A theoretical study on the hydrogen bonding interactions in HXeCCH⋯Y (Y = H2O and HF) complexes

The HXeCCH⋯H2O and HXeCCH⋯HF complexes have been investigated by ab initio calculation. Equilibrium geometry, harmonic vibrational frequencies, energies were calculated. The results show that HXeCCH tends to form π H-bond by accepting proton from H2O (or HF) when they encountered, while other complexes taking XeH or CH of HXeCCH moiety as proton donors have less stabilities. The H-bond taking CH as H-donor is characterized to be a red-shifting H-bond, while the H-bonds taking XeH as H-donors in some complexes show blue-shifting character.

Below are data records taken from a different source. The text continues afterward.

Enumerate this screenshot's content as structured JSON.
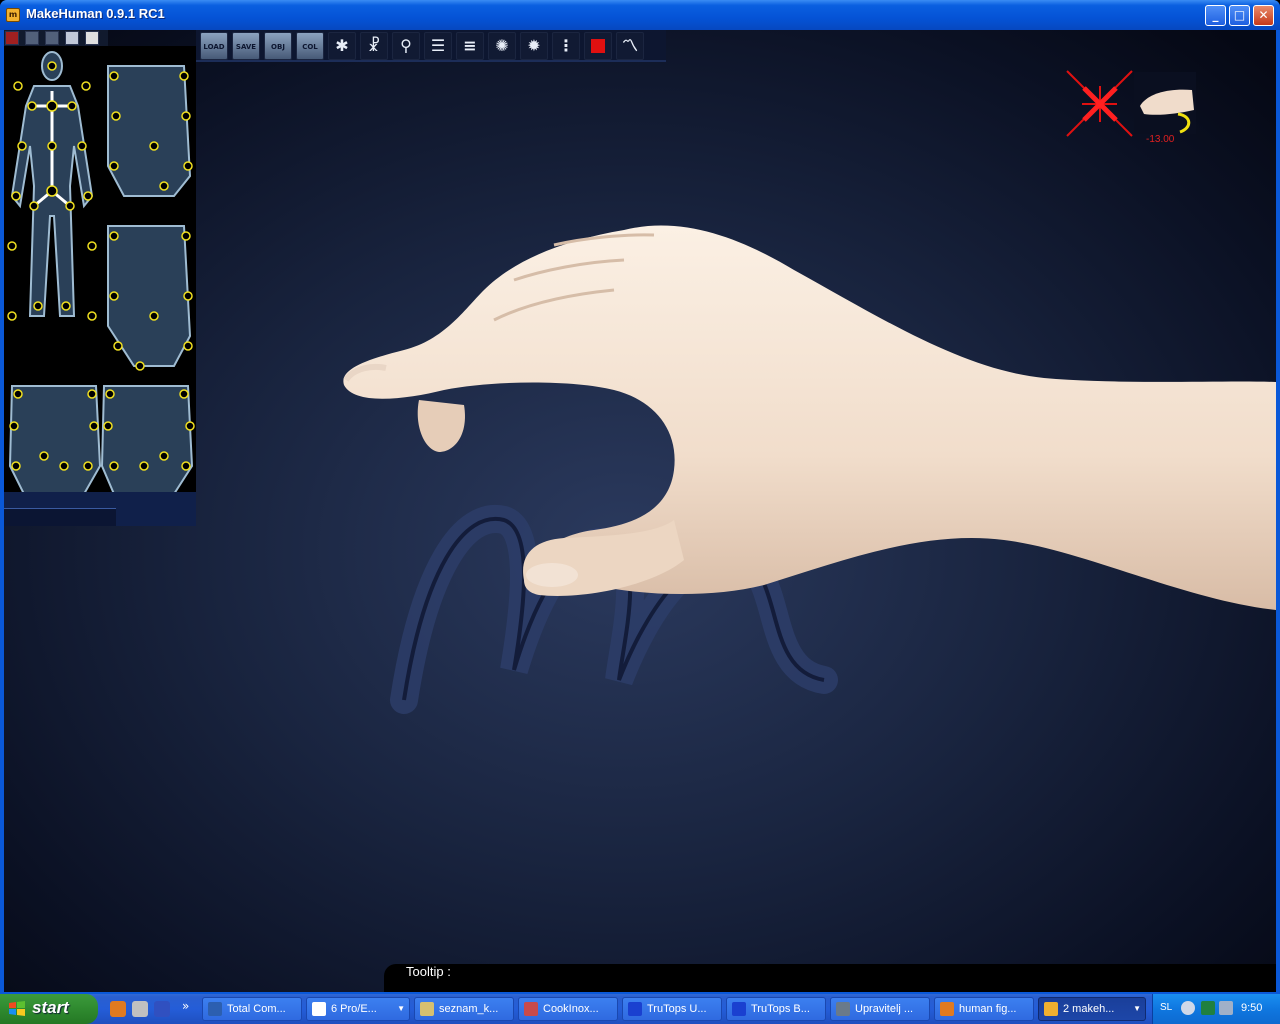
{
  "window": {
    "title": "MakeHuman 0.9.1 RC1",
    "controls": {
      "minimize": "_",
      "maximize": "□",
      "close": "✕"
    }
  },
  "toolbar": {
    "buttons": [
      {
        "name": "load-button",
        "label": "LOAD",
        "icon": "disk-icon"
      },
      {
        "name": "save-button",
        "label": "SAVE",
        "icon": "disk-icon"
      },
      {
        "name": "obj-button",
        "label": "OBJ",
        "icon": "disk-icon"
      },
      {
        "name": "col-button",
        "label": "COL",
        "icon": "disk-icon"
      },
      {
        "name": "body-pose-button",
        "label": "",
        "icon": "figure-icon"
      },
      {
        "name": "skeleton-button",
        "label": "",
        "icon": "skeleton-icon"
      },
      {
        "name": "walk-pose-button",
        "label": "",
        "icon": "walking-figure-icon"
      },
      {
        "name": "list-view-button",
        "label": "",
        "icon": "list-icon"
      },
      {
        "name": "bullet-list-button",
        "label": "",
        "icon": "bullet-list-icon"
      },
      {
        "name": "splash-button",
        "label": "",
        "icon": "splash-icon"
      },
      {
        "name": "splash-small-button",
        "label": "",
        "icon": "splash-small-icon"
      },
      {
        "name": "dotted-list-button",
        "label": "",
        "icon": "dotted-list-icon"
      },
      {
        "name": "stop-button",
        "label": "",
        "icon": "stop-icon"
      },
      {
        "name": "graph-button",
        "label": "",
        "icon": "graph-icon"
      }
    ]
  },
  "hand_widget": {
    "value": "-13.00"
  },
  "tooltip": {
    "label": "Tooltip :"
  },
  "taskbar": {
    "start_label": "start",
    "tasks": [
      {
        "label": "Total Com...",
        "icon_color": "#2c5fb0",
        "arrow": false
      },
      {
        "label": "6 Pro/E...",
        "icon_color": "#ffffff",
        "arrow": true
      },
      {
        "label": "seznam_k...",
        "icon_color": "#d6c070",
        "arrow": false
      },
      {
        "label": "CookInox...",
        "icon_color": "#c84a4a",
        "arrow": false
      },
      {
        "label": "TruTops U...",
        "icon_color": "#1a40d0",
        "arrow": false
      },
      {
        "label": "TruTops B...",
        "icon_color": "#1a40d0",
        "arrow": false
      },
      {
        "label": "Upravitelj ...",
        "icon_color": "#6a7a8a",
        "arrow": false
      },
      {
        "label": "human fig...",
        "icon_color": "#e07a20",
        "arrow": false
      },
      {
        "label": "2 makeh...",
        "icon_color": "#f0b030",
        "arrow": true,
        "active": true
      }
    ],
    "tray": {
      "language": "SL",
      "clock": "9:50"
    }
  }
}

Meanwhile, the vXeH in π H-bonded complexes shifts to blue although these π H-bonds are red-shifting ones, which is attribute to the hyper-conjugation effects in these complexes. Moreover, the hyper-conjugation effects or the formation of the blue-shifting H-bonds lead to more (HXe)+(CCH)− ionic character, while the HXeCCH⋯H2O complex involving one CH⋯O red-shifting H-bond shows less (HXe)+(CCH)− ionic character. The localized molecular orbital energy decomposition analyses (LMO-EDA) show that the dominant stabilizing forces are exchange energies and electrostatic interactions in all complexes, while the polarization and dispersion interactions play a minor role to the stabilization of these complexes. Compared with paralleled HXeCCH⋯CO2 complex observed experimentally, there are more chances to observe π H-bonded HXeCCH⋯H2O and HXeCCH⋯HF experimentally.